Однако преимущественное значение здесь все-таки получают именно публичные интеллектуалы и моральные авторитеты (философы, писатели, публицисты, деятели культуры), а также люди, занимающихся благотворительностью и заслужившие доверие общества (представители гражданского общества, самоорганизации общества). Их функция – не социальный контроль или образец действия, а лишь подкрепление или удостоверение возможного выбора, который предстоит делать самому действующему. В этом плане собственно религиозные мыслители и теологи – профессионалы этической софистики и диалектики – входят в качестве важнейших фигур на публичную сцену общества, но не обладают уже монополией на суждение и квалификацию поведения или проблематики (на что сегодня самым агрессивным образом претендует РПЦ, но об этом ниже)[230].

Важно подчеркнуть, что надстраивающаяся над традиционными институтами социального контроля современная сфера морали (публичности) лишена моноцентричности, а значит, и претензий на монопольное влияние и жесткость своих санкций. Другими словами, модернизационные процессы, выражающиеся в интенсивной социальной дифференциации (автономизации и специализации различных социальных сфер и систем действия), сильнейшим образом влияют на структуру личности современного человека, ослабляя значимость внешнего социального контроля (репрессивность контроля отдельных групп или институтов, с которыми он себя отождествляет или к которым принадлежит) и усиливая механизмы субъективной самоорганизации, самостоятельного выбора стратегии и тактики действия, индивидуальную ответственность за собственные решения и поступки. Такое положение вещей порождает увеличение контингента растерянных, фрустрированных, одиноких, дезадаптированных или депрессивных, маргинализованных людей, нуждающихся в специальной помощи и профилактике неврозов и суицида, но в целом увеличивает потенциал терпимости, гуманности и социально-правовой защиты большинства, осознанной гражданской солидарности и понимания[231].

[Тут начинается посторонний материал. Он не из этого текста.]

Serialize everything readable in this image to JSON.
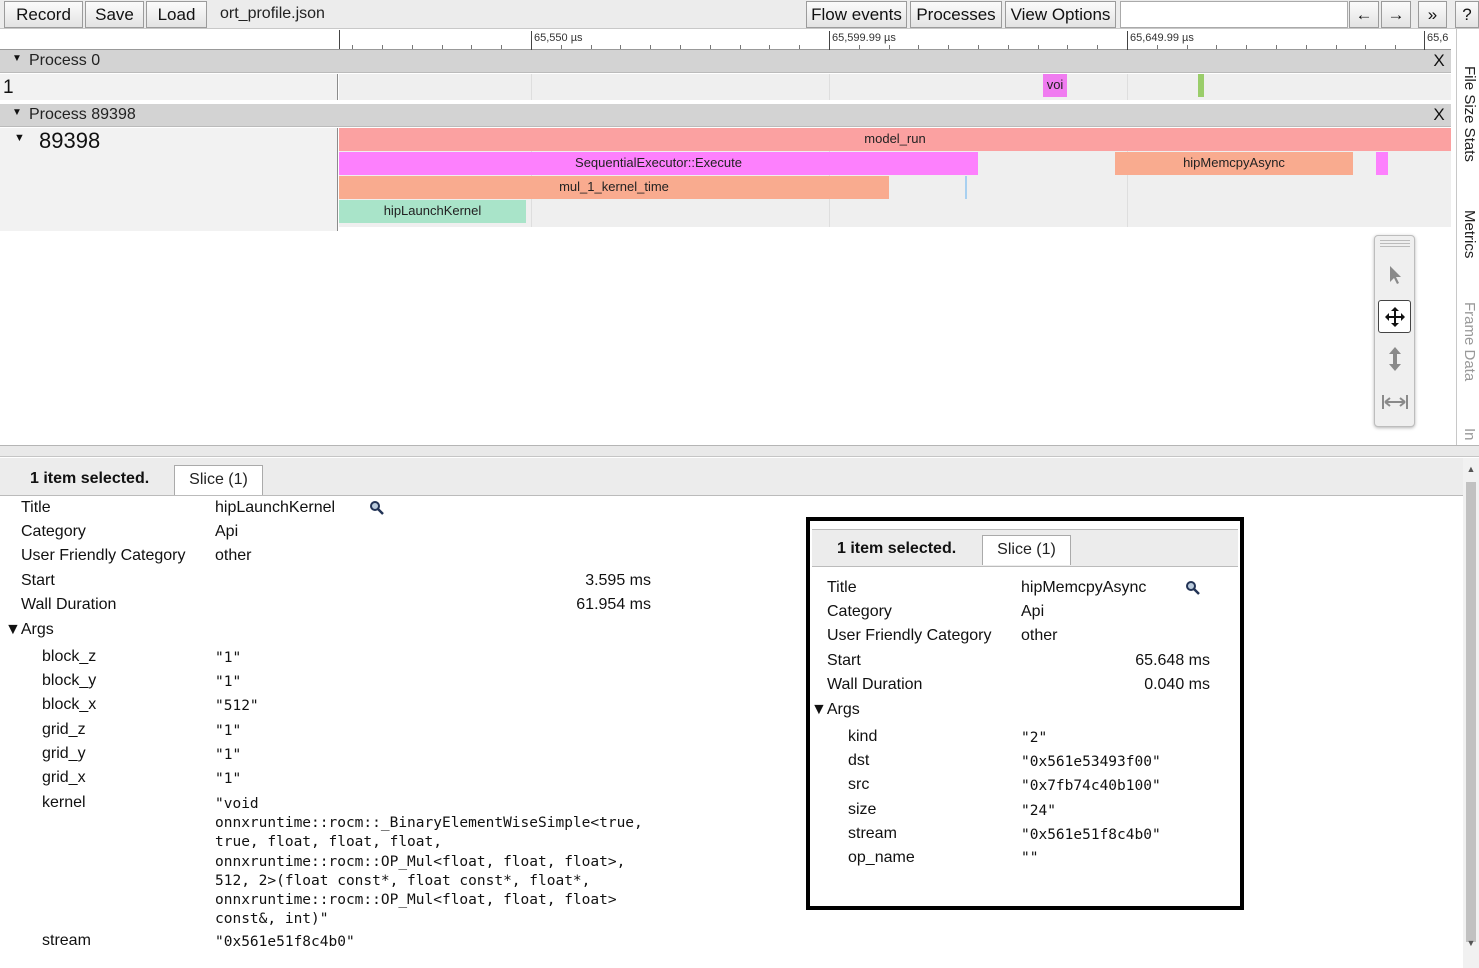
{
  "toolbar": {
    "record": "Record",
    "save": "Save",
    "load": "Load",
    "filename": "ort_profile.json",
    "flow_events": "Flow events",
    "processes": "Processes",
    "view_options": "View Options",
    "search_value": "",
    "prev": "←",
    "next": "→",
    "more": "»",
    "help": "?"
  },
  "ruler": {
    "ticks": [
      "65,550 µs",
      "65,599.99 µs",
      "65,649.99 µs",
      "65,6"
    ]
  },
  "processes": [
    {
      "name": "Process 0",
      "close": "X",
      "thread_label": "1",
      "slices": [
        {
          "name": "voi",
          "color": "#f07cf0"
        },
        {
          "name": "",
          "color": "#9acd6a"
        }
      ]
    },
    {
      "name": "Process 89398",
      "close": "X",
      "thread_label": "89398",
      "slices": [
        {
          "name": "model_run",
          "color": "#fba1a1"
        },
        {
          "name": "SequentialExecutor::Execute",
          "color": "#fd80fd"
        },
        {
          "name": "hipMemcpyAsync",
          "color": "#f9ab8f"
        },
        {
          "name": "",
          "color": "#fd80fd"
        },
        {
          "name": "mul_1_kernel_time",
          "color": "#f9ab8f"
        },
        {
          "name": "hipLaunchKernel",
          "color": "#a9e4c9"
        }
      ]
    }
  ],
  "mouse_modes": [
    "selection-tool",
    "pan-tool",
    "zoom-tool",
    "timing-tool"
  ],
  "side_tabs": [
    "File Size Stats",
    "Metrics",
    "Frame Data",
    "In"
  ],
  "analysis": {
    "selected_count": "1 item selected.",
    "tab": "Slice (1)",
    "title_label": "Title",
    "title_value": "hipLaunchKernel",
    "category_label": "Category",
    "category_value": "Api",
    "ufc_label": "User Friendly Category",
    "ufc_value": "other",
    "start_label": "Start",
    "start_value": "3.595 ms",
    "wall_label": "Wall Duration",
    "wall_value": "61.954 ms",
    "args_label": "▼Args",
    "args": [
      {
        "key": "block_z",
        "value": "\"1\""
      },
      {
        "key": "block_y",
        "value": "\"1\""
      },
      {
        "key": "block_x",
        "value": "\"512\""
      },
      {
        "key": "grid_z",
        "value": "\"1\""
      },
      {
        "key": "grid_y",
        "value": "\"1\""
      },
      {
        "key": "grid_x",
        "value": "\"1\""
      },
      {
        "key": "kernel",
        "value": "\"void\nonnxruntime::rocm::_BinaryElementWiseSimple<true,\ntrue, float, float, float,\nonnxruntime::rocm::OP_Mul<float, float, float>,\n512, 2>(float const*, float const*, float*,\nonnxruntime::rocm::OP_Mul<float, float, float>\nconst&, int)\""
      },
      {
        "key": "stream",
        "value": "\"0x561e51f8c4b0\""
      }
    ]
  },
  "popup": {
    "selected_count": "1 item selected.",
    "tab": "Slice (1)",
    "title_label": "Title",
    "title_value": "hipMemcpyAsync",
    "category_label": "Category",
    "category_value": "Api",
    "ufc_label": "User Friendly Category",
    "ufc_value": "other",
    "start_label": "Start",
    "start_value": "65.648 ms",
    "wall_label": "Wall Duration",
    "wall_value": "0.040 ms",
    "args_label": "▼Args",
    "args": [
      {
        "key": "kind",
        "value": "\"2\""
      },
      {
        "key": "dst",
        "value": "\"0x561e53493f00\""
      },
      {
        "key": "src",
        "value": "\"0x7fb74c40b100\""
      },
      {
        "key": "size",
        "value": "\"24\""
      },
      {
        "key": "stream",
        "value": "\"0x561e51f8c4b0\""
      },
      {
        "key": "op_name",
        "value": "\"\""
      }
    ]
  }
}
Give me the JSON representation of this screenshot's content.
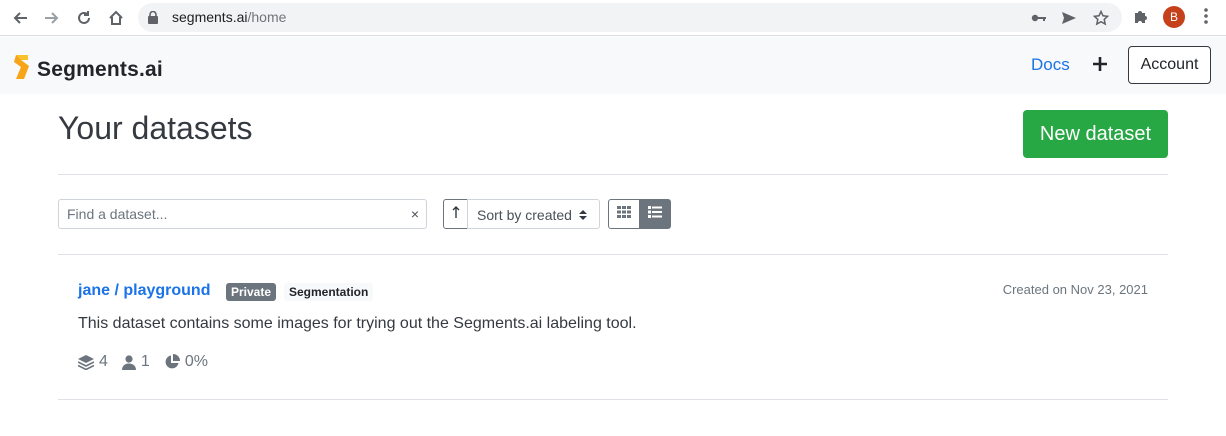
{
  "browser": {
    "url_host": "segments.ai",
    "url_path": "/home",
    "profile_initial": "B"
  },
  "navbar": {
    "brand": "Segments.ai",
    "docs_label": "Docs",
    "account_label": "Account"
  },
  "main": {
    "title": "Your datasets",
    "new_dataset_label": "New dataset",
    "search": {
      "placeholder": "Find a dataset...",
      "clear_label": "×"
    },
    "sort": {
      "direction_glyph": "↑",
      "selected": "Sort by created",
      "caret": "⬍"
    }
  },
  "datasets": [
    {
      "name": "jane / playground",
      "visibility_badge": "Private",
      "task_badge": "Segmentation",
      "created": "Created on Nov 23, 2021",
      "description": "This dataset contains some images for trying out the Segments.ai labeling tool.",
      "samples": "4",
      "collaborators": "1",
      "progress": "0%"
    }
  ],
  "colors": {
    "accent": "#1a73e8",
    "success": "#28a745",
    "secondary": "#6c757d",
    "brand_orange": "#f7a418"
  },
  "icons": [
    "back-icon",
    "forward-icon",
    "reload-icon",
    "home-icon",
    "lock-icon",
    "key-icon",
    "send-icon",
    "star-icon",
    "puzzle-icon",
    "kebab-icon",
    "logo-icon",
    "plus-icon",
    "sort-arrow-icon",
    "grid-icon",
    "list-icon",
    "layers-icon",
    "user-icon",
    "pie-icon"
  ]
}
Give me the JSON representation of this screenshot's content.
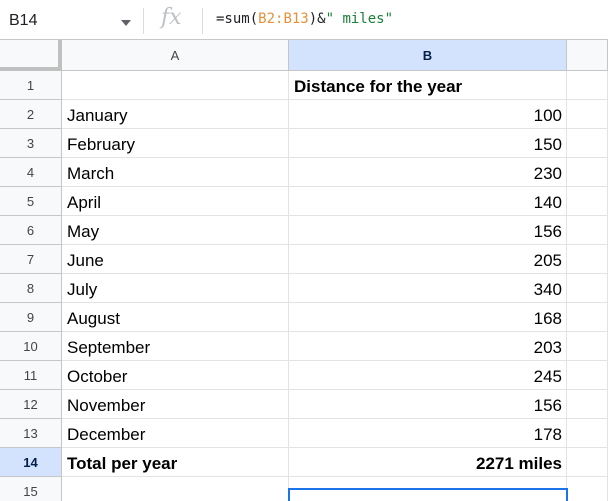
{
  "name_box": {
    "value": "B14"
  },
  "formula_bar": {
    "fx_label": "fx",
    "parts": {
      "prefix": "=sum(",
      "range": "B2:B13",
      "middle": ")&",
      "string": "\" miles\""
    }
  },
  "columns": [
    {
      "label": "A",
      "active": false
    },
    {
      "label": "B",
      "active": true
    },
    {
      "label": "",
      "active": false
    }
  ],
  "rows": [
    {
      "num": "1",
      "a": "",
      "b": "Distance for the year",
      "b_header": true
    },
    {
      "num": "2",
      "a": "January",
      "b": "100"
    },
    {
      "num": "3",
      "a": "February",
      "b": "150"
    },
    {
      "num": "4",
      "a": "March",
      "b": "230"
    },
    {
      "num": "5",
      "a": "April",
      "b": "140"
    },
    {
      "num": "6",
      "a": "May",
      "b": "156"
    },
    {
      "num": "7",
      "a": "June",
      "b": "205"
    },
    {
      "num": "8",
      "a": "July",
      "b": "340"
    },
    {
      "num": "9",
      "a": "August",
      "b": "168"
    },
    {
      "num": "10",
      "a": "September",
      "b": "203"
    },
    {
      "num": "11",
      "a": "October",
      "b": "245"
    },
    {
      "num": "12",
      "a": "November",
      "b": "156"
    },
    {
      "num": "13",
      "a": "December",
      "b": "178"
    },
    {
      "num": "14",
      "a": "Total per year",
      "b": "2271 miles",
      "bold": true,
      "active": true
    },
    {
      "num": "15",
      "a": "",
      "b": ""
    }
  ],
  "colors": {
    "selection": "#1a73e8",
    "active_header": "#d3e3fd",
    "formula_ref": "#e69138",
    "formula_string": "#188038"
  }
}
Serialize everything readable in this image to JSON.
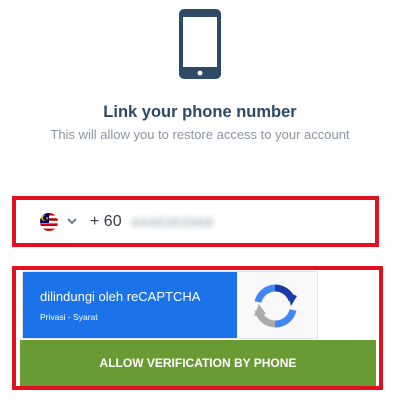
{
  "header": {
    "icon": "smartphone-icon",
    "title": "Link your phone number",
    "subtitle": "This will allow you to restore access to your account"
  },
  "phone_input": {
    "country_flag": "malaysia-flag-icon",
    "dropdown_icon": "chevron-down-icon",
    "country_code": "+ 60",
    "value": "4446363968"
  },
  "recaptcha": {
    "title": "dilindungi oleh reCAPTCHA",
    "links": "Privasi - Syarat",
    "logo": "recaptcha-logo-icon"
  },
  "allow_button": {
    "label": "ALLOW VERIFICATION BY PHONE"
  },
  "colors": {
    "title": "#2c4a67",
    "subtitle": "#8a96a3",
    "highlight_border": "#e3111d",
    "recaptcha_blue": "#1a73e8",
    "button_green": "#6a9a34",
    "icon_blue": "#2f4a66"
  }
}
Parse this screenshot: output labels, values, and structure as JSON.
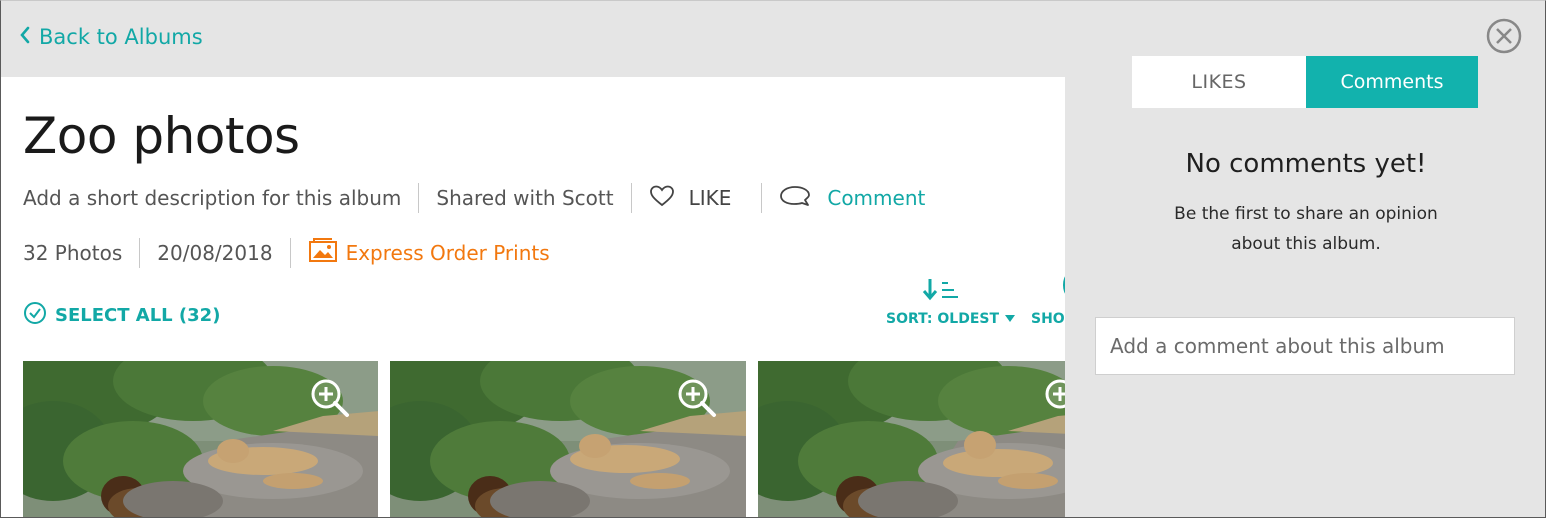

В отличие от церкви, религиозных организаций в западных странах (кроме, может быть, Польши и Ирландии), где они отделены от государства, а потому вынуждены полагаться лишь на силу собственного авторитета и значимость своего влияния, РПЦ МП не имеет опыта интеллектуального диалога с обществом[232]. Слабость РПЦ проявляется в том, что она недееспособна без государства: она вынуждена постоянно обращаться к государственным средствам насилия и принуждения для того, чтобы провести в жизнь какие-то из важнейших своих планов, реализовать ведомственные, церковно-политические цели (получить доступ к преподаванию вероучения в школах, заткнуть рот своим критикам, получить льготное или внебюджетное государственное материальное обеспечение и финансирование своих мероприятий, выклянчивать налоговые привилегии, здания, земли и пр.), прикрывая «моральными» соображениями вполне материальные, земные интересы владения, алчности, властолюбия. В этом отношении никакие соображения приличия и нравственные сдержки не работают – ни проповедь нестяжательства, смирения, отказа от земных ценностей, как показывает опыт поведения ведомства в целом или отдельных иерархов, включая и самого патриарха Кирилла. Можно отобрать школу, здание детской больницы, консерватории, музея, галереи, принадлежавшие до революции церкви, и не чувствовать при этом никаких моральных сомнений, поскольку все это оправдано заботой о духовности и нравственности народа. Тем самым лицемерная апелляция к морали превращается в систему нормативного социального контроля.